I’ve never had much opportunity to see much of Angela Mao’s work on screen: her films have never been available on DVD (until now, anyway) and I think that all that I’ve seen of her work is her small role in Enter the Dragon and her part in King Hu’s Fate of Lee Khan, a film that I hope I’ll one day own a decent copy of.
The floodgates have opened, though, and decent DVD versions of many of Angela Mao’s films are starting to trickle into stores, both in Hong Kong and soon here in Oz. The first of these is Broken Oath, her last film for Golden Harvest, directed by Chung Chang Wha and with action choreography by Tyrone Hsu and Yuen Woo Ping. Interestingly, the story is a loose adaptation of Lady Snowblood, the cult Japanese film made four years earlier. Broken Oath follows Lady Snowblood’s story fairly closely for the early scenes, providing the backstory and motivations for Angela Mao’s character, before changing gear and style as we enter more traditional kung fu revenge territory.
Angela Mao plays ‘Pure Lotus’ Liu, born in a prison at the start of the film. Her mother passes away shortly after giving birth, but not before relating her story: she is the wife of General Liu, an honourable servant of the Imperial Court who was brutally slain by four mysterious swordsmen. She herself was then taken home by one of them, and then imprisoned after she stabbed her kidnapper in his bedchamber. She insists that her child be told of the injustices done to her parent, and entrusts her to another prisoner, a talented pickpocket.
Since the child is blameless, she can go out into the world — and so she does, brought up in a monastery by nuns. There she learns kung fu and grows up to be a beautiful but dangerous young lady, with what the abbess of the monastery calls a ‘pugilistic nature’. Eventually, she learns the true story behind her birth and her parents’ mistreatment, and she resolves to wreak her revenge on the four killers… and their boss.

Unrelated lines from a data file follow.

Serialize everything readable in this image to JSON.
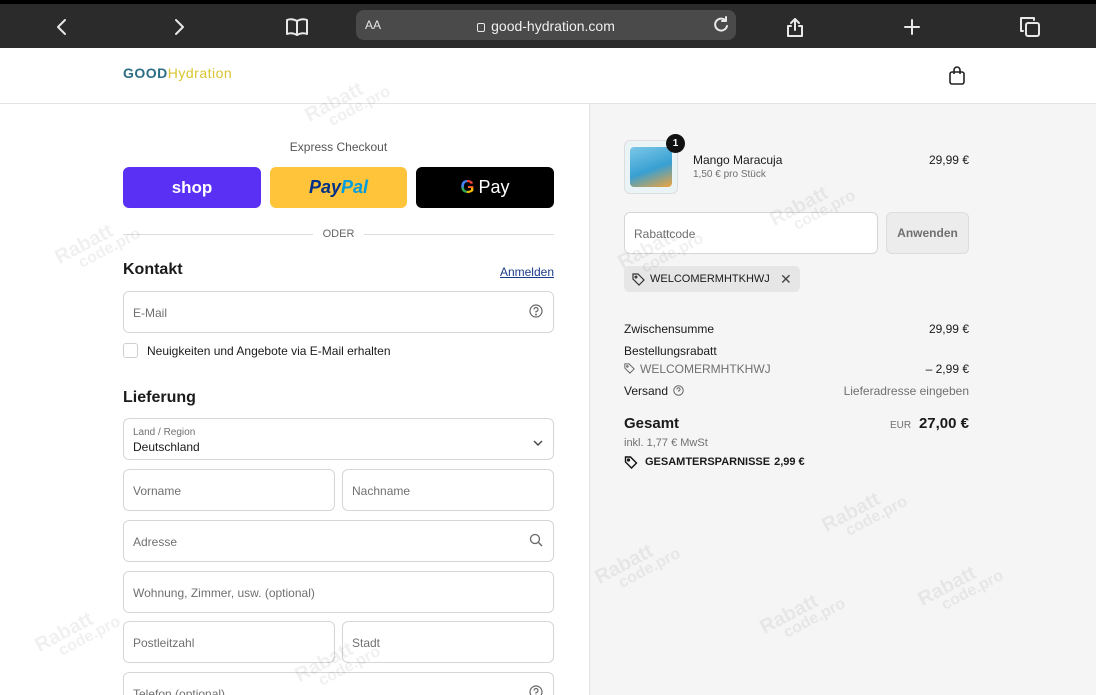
{
  "browser": {
    "aa_label": "AA",
    "url": "good-hydration.com"
  },
  "site": {
    "logo_part1": "GOOD",
    "logo_part2": "Hydration"
  },
  "express": {
    "title": "Express Checkout",
    "shop_label": "shop",
    "paypal_part1": "Pay",
    "paypal_part2": "Pal",
    "gpay_g": "G",
    "gpay_label": "Pay",
    "divider": "ODER"
  },
  "contact": {
    "heading": "Kontakt",
    "login_link": "Anmelden",
    "email_placeholder": "E-Mail",
    "newsletter_label": "Neuigkeiten und Angebote via E-Mail erhalten"
  },
  "delivery": {
    "heading": "Lieferung",
    "country_label": "Land / Region",
    "country_value": "Deutschland",
    "first_name": "Vorname",
    "last_name": "Nachname",
    "address": "Adresse",
    "apartment": "Wohnung, Zimmer, usw. (optional)",
    "zip": "Postleitzahl",
    "city": "Stadt",
    "phone": "Telefon (optional)"
  },
  "summary": {
    "product": {
      "name": "Mango Maracuja",
      "unit_price": "1,50 € pro Stück",
      "price": "29,99 €",
      "quantity": "1"
    },
    "discount_placeholder": "Rabattcode",
    "apply_label": "Anwenden",
    "applied_code": "WELCOMERMHTKHWJ",
    "subtotal_label": "Zwischensumme",
    "subtotal_value": "29,99 €",
    "order_discount_label": "Bestellungsrabatt",
    "order_discount_code": "WELCOMERMHTKHWJ",
    "order_discount_value": "– 2,99 €",
    "shipping_label": "Versand",
    "shipping_value": "Lieferadresse eingeben",
    "total_label": "Gesamt",
    "currency": "EUR",
    "total_value": "27,00 €",
    "vat_note": "inkl. 1,77 € MwSt",
    "savings_label": "GESAMTERSPARNISSE",
    "savings_value": "2,99 €"
  },
  "watermark": {
    "line1": "Rabatt",
    "line2": "code.pro"
  },
  "colors": {
    "shop_pay": "#5a31f4",
    "paypal": "#ffc439",
    "gpay": "#000000",
    "brand_teal": "#2d6e86",
    "brand_yellow": "#d9c531"
  }
}
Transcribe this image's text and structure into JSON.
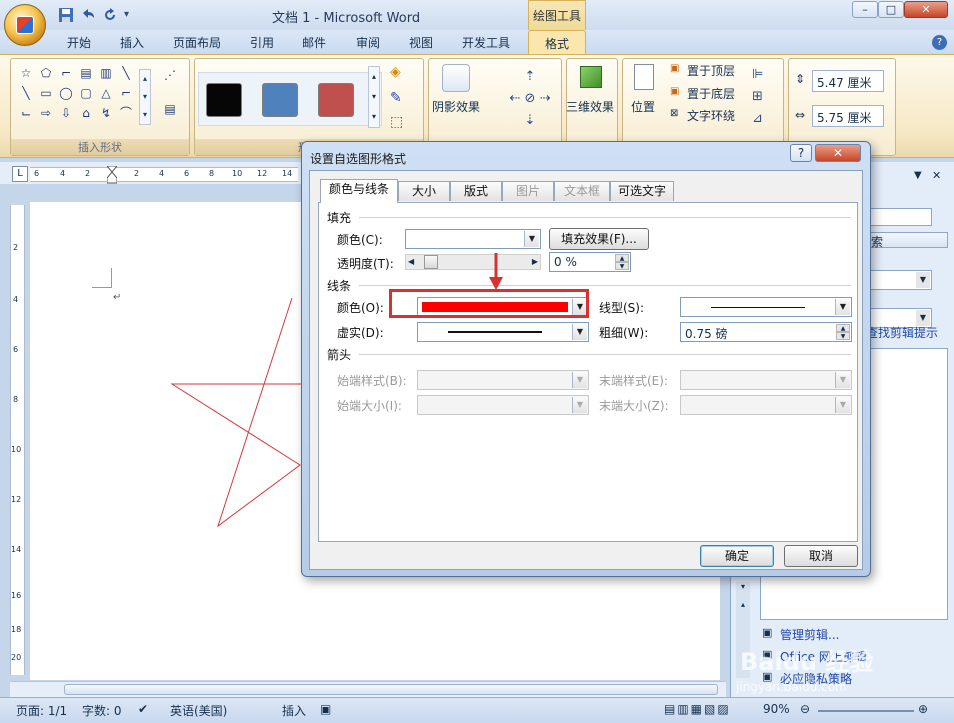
{
  "window": {
    "title": "文档 1 - Microsoft Word",
    "context_tab_group": "绘图工具",
    "controls": {
      "minimize": "–",
      "restore": "□",
      "close": "✕"
    }
  },
  "ribbon": {
    "tabs": [
      "开始",
      "插入",
      "页面布局",
      "引用",
      "邮件",
      "审阅",
      "视图",
      "开发工具",
      "格式"
    ],
    "active_tab": "格式",
    "groups": {
      "insert_shapes": {
        "label": "插入形状"
      },
      "shape_styles": {
        "label": "形状"
      },
      "shadow": {
        "label": "阴影效果"
      },
      "three_d": {
        "label": "三维效果"
      },
      "arrange": {
        "position": "位置",
        "bring_front": "置于顶层",
        "send_back": "置于底层",
        "text_wrap": "文字环绕"
      },
      "size": {
        "height": "5.47 厘米",
        "width": "5.75 厘米"
      }
    },
    "swatch_colors": [
      "#060606",
      "#4f81bd",
      "#c0504d"
    ]
  },
  "dialog": {
    "title": "设置自选图形格式",
    "help": "?",
    "close": "✕",
    "tabs": [
      "颜色与线条",
      "大小",
      "版式",
      "图片",
      "文本框",
      "可选文字"
    ],
    "active_tab": "颜色与线条",
    "disabled_tabs": [
      "图片",
      "文本框"
    ],
    "fill": {
      "section": "填充",
      "color_label": "颜色(C):",
      "fill_effects_button": "填充效果(F)...",
      "transparency_label": "透明度(T):",
      "transparency_value": "0 %"
    },
    "line": {
      "section": "线条",
      "color_label": "颜色(O):",
      "color_value": "#ff0000",
      "style_label": "线型(S):",
      "dash_label": "虚实(D):",
      "weight_label": "粗细(W):",
      "weight_value": "0.75 磅"
    },
    "arrows": {
      "section": "箭头",
      "begin_style": "始端样式(B):",
      "end_style": "末端样式(E):",
      "begin_size": "始端大小(I):",
      "end_size": "末端大小(Z):"
    },
    "ok": "确定",
    "cancel": "取消"
  },
  "taskpane": {
    "search_button": "索",
    "clip_tips": "查找剪辑提示",
    "organize": "管理剪辑...",
    "office_online": "Office 网上剪辑",
    "privacy": "必应隐私策略"
  },
  "statusbar": {
    "page": "页面: 1/1",
    "words": "字数: 0",
    "language": "英语(美国)",
    "mode": "插入",
    "zoom": "90%"
  },
  "ruler_numbers": [
    "6",
    "4",
    "2",
    "2",
    "4",
    "6",
    "8",
    "10",
    "12",
    "14"
  ],
  "vruler_numbers": [
    "2",
    "4",
    "6",
    "8",
    "10",
    "12",
    "14",
    "16",
    "18",
    "20"
  ],
  "watermark": "Baidu 经验",
  "watermark_sub": "jingyan.baidu.com",
  "colors": {
    "annotation_red": "#d93030",
    "star_stroke": "#d33a3a",
    "ribbon_active": "#fbe7ad"
  }
}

Along the way, she teams up with a young Bruce Leung, playing an imperial agent who seeks to find and bring to justice the very man who ordered her father’s death. Bruce is as measured and unruffled as Angela’s character is driven and angry, and his kung fu is at least the equal of hers. Both actors are given a great deal of fighting to do, and both perform incredibly well: Angela looks very quick and controlled, and Bruce displays some amazing legwork, highlighted by lots of long takes and expert choreography. Among their opponents are veterans Sammo Hung and Han Ying Chieh, in small roles decked out with rather exotic weaponry, and lead villain Michael Chan, who has an impressive fight with Bruce Leung at the end of the film.
Broken Oath is a real triumph of Hong Kong filmmaking, showing off what a cast and crew full of HK’s finest could do in the late 70s. It’s got some fine acting from Angela Mao, some superb kicking from Bruce Leung, and enough plot twists and colourful characters to keep the audience interested. It doesn’t have Lady Snowblood’s stunning visuals and blood-spattered extras, but it more than makes up for it with sheer kinetic ferocity.